WannaCry is a well known form of ransomware that first made headlines in May 2017 after infecting between 200,000 and 300,000 computers located in more than 150 countries. Although WannaCry’s spread was largely halted after about four days, the total damages were estimated to tally up to $4 billion, and affected companies and organizations including FedEx, the UK National Health Service, Nissan, the Russian government, Hitachi, and many others.
Outside of the widespread damage WannaCry caused within a relatively short window of time, what makes this variant of ransomware noteworthy is what made it possible. The hack exploited a flaw in the Windows operating system. The problem’s discovery and resulting hack came out of the U.S. National Security Agency (NSA) and was called EternalBlue. This famous bit of NSA know-how was stolen in 2016 and leaked online in 2017 by a hacking group calling themselves the Shadow Brokers. EternalBlue has also been repurposed into other related ransomware variants, including NotPetya and BadRabbit.
In the wake of the WannaCry attack, the NSA was heavily criticized for failing to disclose a key vulnerability in the Windows XP operating system for more than five years, opting instead to leverage it within their own set of hacking tools.
“We have seen vulnerabilities stored by the CIA show up on WikiLeaks, and now this vulnerability stolen from the NSA has affected customers around the world,” wrote Microsoft President Brad Smith on the company’s blog following the WannaCry attacks. “An equivalent scenario with conventional weapons would be the U.S. military having some of its Tomahawk missiles stolen.”
The damage caused by these WannaCry hacks was much more expensive than the ransom demanded to decrypt infected systems--$300 to $600 in BitCoin. WannaCry’s code wasn’t designed for extortion, and therefore lacked a way to link BitCoin payments to specific computers, which meant that few, if any, victims who opted to pay the ransom got their data back.
Data collected from a bot tracking ransom payments found that only a few hundred targets paid the ransom, and that the total haul for the hackers was roughly $140,000. Security specialists and the U.S. government tracked the ransomware activity back to the Lazarus Group, a hacking team with ties to North Korea.
“The attack was widespread and cost billions, and North Korea is directly responsible,” wrote Thomas P. Bossert, a security adviser to the Trump administration in the Wall Street Journal.
“We do not make this allegation lightly. It is based on evidence. We are not alone with our findings, either. Other governments and private companies agree.”
There were fortunately two factors that helped to prevent WannaCry from spreading to millions of computers. First, security researchers examining its code found a “kill switch” that deactivated it on infected computers. Second, Microsoft responded quickly and released emergency patches to address the vulnerability.
Regularly patching software is key to preventing cybersecurity incidents, according to CyberScout founder and chairman Adam Levin.
“Microsoft had released a patch back in March , but not everyone had applied it, particularly on older Windows XP systems… those were the companies affected,” he wrote. “All businesses can reduce their risk by knowing what applications and versions are in their networks.”

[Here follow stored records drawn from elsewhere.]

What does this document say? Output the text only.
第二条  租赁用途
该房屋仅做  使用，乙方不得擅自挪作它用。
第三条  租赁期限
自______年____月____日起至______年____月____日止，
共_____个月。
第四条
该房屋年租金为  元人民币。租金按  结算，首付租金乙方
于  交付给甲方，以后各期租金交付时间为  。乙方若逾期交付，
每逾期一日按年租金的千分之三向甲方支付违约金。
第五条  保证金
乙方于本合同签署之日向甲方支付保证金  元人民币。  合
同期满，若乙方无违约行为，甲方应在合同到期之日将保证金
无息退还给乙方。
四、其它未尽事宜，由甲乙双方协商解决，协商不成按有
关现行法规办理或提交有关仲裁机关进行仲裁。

While ransomware has been in circulation for decades, the scale and number of computers affected by WannaCry’s spread arguably helped raise awareness of the threat it continues to pose to businesses, organizations, and individuals alike.
Despite the mitigation of the ransomware’s initial spread, it still remains active and accounted for no less than 40 percent of all ransomware detections in Q1 2020, primarily affecting unpatched systems in Thailand, Turkey, and Indonesia.